Polarizing American country star sheds light on Nashville’s racial issue
New York (AFP) – This time last year, Morgan Wallen was under fire for hurling a racial slur, a filmed moment that saw the American country superstar’s career take a dive.
But the backlash was short-lived. After being “suspended” from his record label and barred from genre awards shows, Wallen’s star is on the rise again.
His second studio album, “Dangerous: The Double Album,” was the commercial juggernaut of the last year, selling more than three million units, eclipsing Drake, Adele and Olivia Rodrigo.
On Wednesday, Wallen will play Madison Square Garden in New York City as part of a massive cross-country tour. He even added a second show Thursday at the famed venue due to “overwhelming demand”.
It’s a quick rebound that has critics asking what, if anything, he or Nashville’s Country Music Guardians have done to take responsibility for his occasional racism — or if they care at all. .
“His album sales skyrocketed because of people feeling like we were doing too much of him using the n-word,” said Sheryl Guinn, president of the Nashville branch of the advocacy organization. NAACP civil rights.
“He suffered no repercussions,” Guinn told AFP. “The fact that he didn’t go to awards – who cares about awards when you’re making money?”
Wallen’s continued dominance is a stark example of resistance in country music, a genre long accused of elevating its white men at the expense of people of color and women, to address entrenched injustices within its ranks.
“The hate runs deep,” tweeted Mickey Guyton — the first black woman nominated for a solo country Grammy, who will sing the national anthem at this weekend’s Super Bowl — tweeted following Wallen’s insult.
For Guinn, the situation speaks more broadly about racism in the United States, a country that less than two years ago saw its streets erupt in mass protests sparked by the police killing of a black man, George Floyd.
The central problem is not specifically Wallen, she said, but “that America per se doesn’t care enough about rooting out racism.”
“Country music is a reflection of its fans; they have fans all over the world,” she added. “And I’m sure there are certain areas of other musical genres that are just as supportive of this kind of craziness.”
“The problem is the racism that exists, period – his was full throttle.”

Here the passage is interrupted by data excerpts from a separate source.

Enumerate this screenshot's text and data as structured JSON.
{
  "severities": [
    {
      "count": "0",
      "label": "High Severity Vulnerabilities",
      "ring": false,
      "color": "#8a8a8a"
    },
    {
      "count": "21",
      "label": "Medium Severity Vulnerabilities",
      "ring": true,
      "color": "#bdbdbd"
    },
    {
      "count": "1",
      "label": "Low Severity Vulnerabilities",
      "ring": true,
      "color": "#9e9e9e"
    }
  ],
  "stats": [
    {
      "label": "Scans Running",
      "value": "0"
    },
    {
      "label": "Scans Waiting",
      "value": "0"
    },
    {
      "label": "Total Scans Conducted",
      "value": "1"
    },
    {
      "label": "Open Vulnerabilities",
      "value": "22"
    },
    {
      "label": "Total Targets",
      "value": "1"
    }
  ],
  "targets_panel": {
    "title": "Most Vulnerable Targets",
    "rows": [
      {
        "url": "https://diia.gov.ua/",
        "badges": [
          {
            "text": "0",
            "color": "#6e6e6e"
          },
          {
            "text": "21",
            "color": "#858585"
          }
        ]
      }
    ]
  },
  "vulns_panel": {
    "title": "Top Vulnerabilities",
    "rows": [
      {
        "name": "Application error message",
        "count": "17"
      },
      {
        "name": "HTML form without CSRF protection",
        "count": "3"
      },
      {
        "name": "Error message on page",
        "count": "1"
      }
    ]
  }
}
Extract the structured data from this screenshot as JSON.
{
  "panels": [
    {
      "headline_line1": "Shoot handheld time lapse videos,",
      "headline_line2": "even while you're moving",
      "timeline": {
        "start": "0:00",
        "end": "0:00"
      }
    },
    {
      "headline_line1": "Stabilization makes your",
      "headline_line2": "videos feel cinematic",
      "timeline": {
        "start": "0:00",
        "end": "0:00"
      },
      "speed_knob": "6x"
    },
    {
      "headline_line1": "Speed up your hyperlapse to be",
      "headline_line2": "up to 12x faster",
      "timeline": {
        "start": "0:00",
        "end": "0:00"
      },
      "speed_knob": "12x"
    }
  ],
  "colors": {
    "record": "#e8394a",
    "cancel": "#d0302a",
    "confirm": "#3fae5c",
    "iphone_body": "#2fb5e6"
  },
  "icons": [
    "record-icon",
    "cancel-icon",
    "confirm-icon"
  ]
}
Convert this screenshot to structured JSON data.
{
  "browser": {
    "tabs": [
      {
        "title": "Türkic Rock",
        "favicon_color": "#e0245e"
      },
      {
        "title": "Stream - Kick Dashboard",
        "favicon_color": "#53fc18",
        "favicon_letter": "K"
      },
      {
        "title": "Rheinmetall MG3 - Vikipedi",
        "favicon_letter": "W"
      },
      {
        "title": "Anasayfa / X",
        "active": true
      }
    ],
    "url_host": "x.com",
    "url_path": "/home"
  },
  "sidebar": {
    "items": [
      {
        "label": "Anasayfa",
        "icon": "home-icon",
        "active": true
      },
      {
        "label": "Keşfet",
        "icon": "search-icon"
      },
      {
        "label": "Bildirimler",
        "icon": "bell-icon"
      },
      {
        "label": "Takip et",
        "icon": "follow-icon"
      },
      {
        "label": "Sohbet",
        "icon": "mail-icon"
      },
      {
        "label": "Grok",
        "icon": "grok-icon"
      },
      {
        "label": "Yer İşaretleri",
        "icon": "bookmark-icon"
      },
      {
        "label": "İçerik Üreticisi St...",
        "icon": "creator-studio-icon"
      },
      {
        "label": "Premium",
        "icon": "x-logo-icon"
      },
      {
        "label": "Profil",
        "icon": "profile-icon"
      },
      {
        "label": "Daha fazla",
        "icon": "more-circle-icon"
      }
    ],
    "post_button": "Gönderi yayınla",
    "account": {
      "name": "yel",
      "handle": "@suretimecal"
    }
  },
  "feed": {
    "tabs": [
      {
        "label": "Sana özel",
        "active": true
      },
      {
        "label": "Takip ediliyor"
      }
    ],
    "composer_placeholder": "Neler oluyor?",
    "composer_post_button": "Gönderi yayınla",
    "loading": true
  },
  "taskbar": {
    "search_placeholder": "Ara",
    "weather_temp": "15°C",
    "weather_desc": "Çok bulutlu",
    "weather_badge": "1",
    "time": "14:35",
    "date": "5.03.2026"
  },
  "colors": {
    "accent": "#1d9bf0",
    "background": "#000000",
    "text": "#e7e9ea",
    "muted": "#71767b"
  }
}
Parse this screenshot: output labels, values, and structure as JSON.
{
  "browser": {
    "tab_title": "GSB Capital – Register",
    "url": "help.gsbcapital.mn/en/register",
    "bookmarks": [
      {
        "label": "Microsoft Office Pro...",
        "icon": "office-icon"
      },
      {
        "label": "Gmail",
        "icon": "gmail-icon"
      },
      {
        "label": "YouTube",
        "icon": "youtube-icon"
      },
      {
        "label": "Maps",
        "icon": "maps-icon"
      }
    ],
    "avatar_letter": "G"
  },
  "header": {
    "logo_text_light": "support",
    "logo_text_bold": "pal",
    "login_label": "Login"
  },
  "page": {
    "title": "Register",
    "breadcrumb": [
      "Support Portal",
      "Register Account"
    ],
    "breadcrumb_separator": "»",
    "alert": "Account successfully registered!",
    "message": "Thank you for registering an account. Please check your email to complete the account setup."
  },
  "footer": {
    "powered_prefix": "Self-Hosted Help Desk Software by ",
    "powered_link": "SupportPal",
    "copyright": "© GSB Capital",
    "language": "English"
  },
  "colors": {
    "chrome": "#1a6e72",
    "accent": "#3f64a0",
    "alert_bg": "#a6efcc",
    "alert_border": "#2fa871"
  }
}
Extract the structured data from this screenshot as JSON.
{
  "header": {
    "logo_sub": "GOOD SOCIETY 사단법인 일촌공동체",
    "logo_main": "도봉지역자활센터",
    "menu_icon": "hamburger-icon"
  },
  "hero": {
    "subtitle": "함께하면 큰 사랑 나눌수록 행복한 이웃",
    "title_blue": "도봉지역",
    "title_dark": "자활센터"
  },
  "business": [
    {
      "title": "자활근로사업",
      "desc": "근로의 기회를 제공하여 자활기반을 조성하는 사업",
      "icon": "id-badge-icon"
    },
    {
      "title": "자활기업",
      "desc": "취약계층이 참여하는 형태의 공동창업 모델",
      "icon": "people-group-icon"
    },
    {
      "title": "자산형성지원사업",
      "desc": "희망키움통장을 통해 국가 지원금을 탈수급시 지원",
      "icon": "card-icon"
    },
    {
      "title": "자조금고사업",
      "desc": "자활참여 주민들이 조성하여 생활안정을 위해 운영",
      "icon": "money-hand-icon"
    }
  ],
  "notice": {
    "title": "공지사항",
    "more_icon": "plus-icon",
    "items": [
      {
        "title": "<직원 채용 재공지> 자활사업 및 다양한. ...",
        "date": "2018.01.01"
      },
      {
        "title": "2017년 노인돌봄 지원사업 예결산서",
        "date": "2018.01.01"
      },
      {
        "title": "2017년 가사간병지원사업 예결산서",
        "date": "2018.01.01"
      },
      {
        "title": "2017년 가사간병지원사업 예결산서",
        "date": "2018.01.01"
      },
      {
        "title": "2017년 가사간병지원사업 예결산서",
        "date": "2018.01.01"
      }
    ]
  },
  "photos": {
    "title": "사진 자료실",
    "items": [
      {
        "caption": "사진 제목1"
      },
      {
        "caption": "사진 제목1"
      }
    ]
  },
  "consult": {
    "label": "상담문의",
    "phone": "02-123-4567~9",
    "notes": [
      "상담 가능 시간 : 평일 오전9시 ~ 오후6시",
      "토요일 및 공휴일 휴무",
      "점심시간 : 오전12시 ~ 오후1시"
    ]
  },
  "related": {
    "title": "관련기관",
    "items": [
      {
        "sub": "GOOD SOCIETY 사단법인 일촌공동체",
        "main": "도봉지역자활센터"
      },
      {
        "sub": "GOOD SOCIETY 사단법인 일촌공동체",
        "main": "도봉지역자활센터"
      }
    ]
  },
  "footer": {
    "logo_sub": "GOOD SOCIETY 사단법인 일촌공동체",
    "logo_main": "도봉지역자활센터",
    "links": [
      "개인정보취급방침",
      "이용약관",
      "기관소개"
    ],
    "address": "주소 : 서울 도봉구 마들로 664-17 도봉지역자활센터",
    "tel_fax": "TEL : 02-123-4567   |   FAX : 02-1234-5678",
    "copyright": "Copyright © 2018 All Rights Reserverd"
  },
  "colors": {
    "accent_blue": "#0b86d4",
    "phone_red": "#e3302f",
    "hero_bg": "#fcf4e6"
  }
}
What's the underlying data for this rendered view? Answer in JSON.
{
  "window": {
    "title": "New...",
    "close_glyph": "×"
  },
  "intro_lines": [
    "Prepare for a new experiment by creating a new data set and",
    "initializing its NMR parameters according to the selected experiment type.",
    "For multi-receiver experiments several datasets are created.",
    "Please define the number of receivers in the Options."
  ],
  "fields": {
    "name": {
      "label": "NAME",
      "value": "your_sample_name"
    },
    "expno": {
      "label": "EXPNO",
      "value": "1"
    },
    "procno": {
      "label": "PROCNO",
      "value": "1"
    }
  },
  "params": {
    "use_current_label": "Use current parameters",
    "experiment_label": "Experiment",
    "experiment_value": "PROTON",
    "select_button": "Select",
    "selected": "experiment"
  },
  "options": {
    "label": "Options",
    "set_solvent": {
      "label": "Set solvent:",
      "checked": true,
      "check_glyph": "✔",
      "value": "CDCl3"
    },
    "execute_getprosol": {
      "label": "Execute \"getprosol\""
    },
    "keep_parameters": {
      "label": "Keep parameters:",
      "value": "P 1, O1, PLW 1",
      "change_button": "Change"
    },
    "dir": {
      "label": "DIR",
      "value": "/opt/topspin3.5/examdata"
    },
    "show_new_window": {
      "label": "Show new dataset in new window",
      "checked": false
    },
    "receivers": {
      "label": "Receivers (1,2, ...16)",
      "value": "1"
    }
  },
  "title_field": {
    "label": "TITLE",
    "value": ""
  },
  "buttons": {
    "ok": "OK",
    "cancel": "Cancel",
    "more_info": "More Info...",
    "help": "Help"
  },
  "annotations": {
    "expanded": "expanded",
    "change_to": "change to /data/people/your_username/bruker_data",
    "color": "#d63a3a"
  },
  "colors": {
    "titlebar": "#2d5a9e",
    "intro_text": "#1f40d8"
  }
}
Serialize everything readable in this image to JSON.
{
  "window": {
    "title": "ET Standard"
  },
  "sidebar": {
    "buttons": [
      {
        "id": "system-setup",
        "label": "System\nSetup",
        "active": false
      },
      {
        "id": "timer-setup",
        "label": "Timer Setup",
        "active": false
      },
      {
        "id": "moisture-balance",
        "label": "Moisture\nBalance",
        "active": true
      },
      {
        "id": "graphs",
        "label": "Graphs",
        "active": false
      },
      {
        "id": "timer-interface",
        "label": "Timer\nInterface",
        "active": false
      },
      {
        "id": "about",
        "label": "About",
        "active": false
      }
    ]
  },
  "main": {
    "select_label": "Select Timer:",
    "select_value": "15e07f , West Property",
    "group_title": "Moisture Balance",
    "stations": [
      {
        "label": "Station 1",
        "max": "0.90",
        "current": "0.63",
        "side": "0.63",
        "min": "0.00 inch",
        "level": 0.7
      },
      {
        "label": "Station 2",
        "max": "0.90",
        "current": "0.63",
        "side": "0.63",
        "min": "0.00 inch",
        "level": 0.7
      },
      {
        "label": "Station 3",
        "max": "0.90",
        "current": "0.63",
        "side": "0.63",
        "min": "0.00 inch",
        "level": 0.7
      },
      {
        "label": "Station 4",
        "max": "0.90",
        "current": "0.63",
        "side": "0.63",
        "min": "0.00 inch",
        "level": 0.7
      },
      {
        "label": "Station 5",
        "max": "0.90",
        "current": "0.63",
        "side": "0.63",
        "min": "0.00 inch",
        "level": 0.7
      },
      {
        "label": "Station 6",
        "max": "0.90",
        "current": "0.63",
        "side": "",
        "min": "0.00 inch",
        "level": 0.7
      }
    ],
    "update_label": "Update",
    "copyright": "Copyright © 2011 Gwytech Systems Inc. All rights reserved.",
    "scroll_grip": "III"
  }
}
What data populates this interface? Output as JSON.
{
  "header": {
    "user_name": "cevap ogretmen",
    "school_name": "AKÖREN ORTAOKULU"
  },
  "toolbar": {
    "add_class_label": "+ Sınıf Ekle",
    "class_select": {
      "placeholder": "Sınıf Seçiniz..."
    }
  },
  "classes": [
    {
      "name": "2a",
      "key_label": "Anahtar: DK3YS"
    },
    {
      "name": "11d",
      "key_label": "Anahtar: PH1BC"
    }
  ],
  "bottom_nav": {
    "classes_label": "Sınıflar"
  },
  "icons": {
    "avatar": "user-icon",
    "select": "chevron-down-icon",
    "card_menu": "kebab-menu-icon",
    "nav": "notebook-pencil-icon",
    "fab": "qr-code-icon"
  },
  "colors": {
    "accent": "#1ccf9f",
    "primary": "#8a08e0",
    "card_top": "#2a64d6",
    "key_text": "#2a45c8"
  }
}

During the initial furor, Wallen issued a few apologies and vowed to ‘do better’ – also saying on Good Morning America that he hadn’t ‘really sat down and thought’ if the country’s industry had racial issues.
And he emerged from the controversy seemingly unscathed.
Last month, Wallen performed a song with labelmate Ernest at the Grand Ole Opry — the nation’s most famous stage — which the venue promoted with a tweet that read “Surprise!” to reintroduce the disgraced star into the fold.
Many social media users found the tweet flippant – while others praised what they saw as resistance to “cancel culture”.
Wallen’s management did not respond to an AFP request for comment.
Charles Hughes, author of the book “Country Soul: Making Music and Making Race in the American South”, pointed to “the larger system” which “allows it to be brought back with very little in terms of actual account from anyone .”
“I’m disappointed he hasn’t done more but I’m not surprised,” the country pundit continued, citing the industry’s willingness to forgive and forget for profit.
“You will never lose money in the United States if you bet on white resentment and white privilege,” Hughes said, adding that even without financial incentive, he hoped the industry “would have more of a moral imperative, or unless there is a political imperative” to act.
“But it turns out that’s not true.”
Zach Scott Gainous, a Nashville-based entertainment attorney and artist manager, said controversy surrounding artists can draw more attention to their work and can “strengthen” that particular artist’s “fandom.”
And for fans who want to separate the art from the artist?
“Either you choose to ignore what’s really going on or you support it,” Guinn said. “And I don’t necessarily know there’s a difference between the two.”
According to Hughes, Nashville must now “fundamentally rethink who gets spotlighted and why,” a structural shift that requires more than creating “limited superficial spaces and then congratulating themselves.”
Black country and folk musicians — and especially black women — have in recent years carved out a space the industry has long denied them, reclaiming on their own terms the genre that owes its roots to black artists.
Along with promoting performers, Hughes also urged recruiting and hiring more black people across the industry.
“I think it’s so important to keep our conversation away from ‘Wallen,’ Hughes said. “There are so many other people doing a great job. That’s where the focus should be at this point.”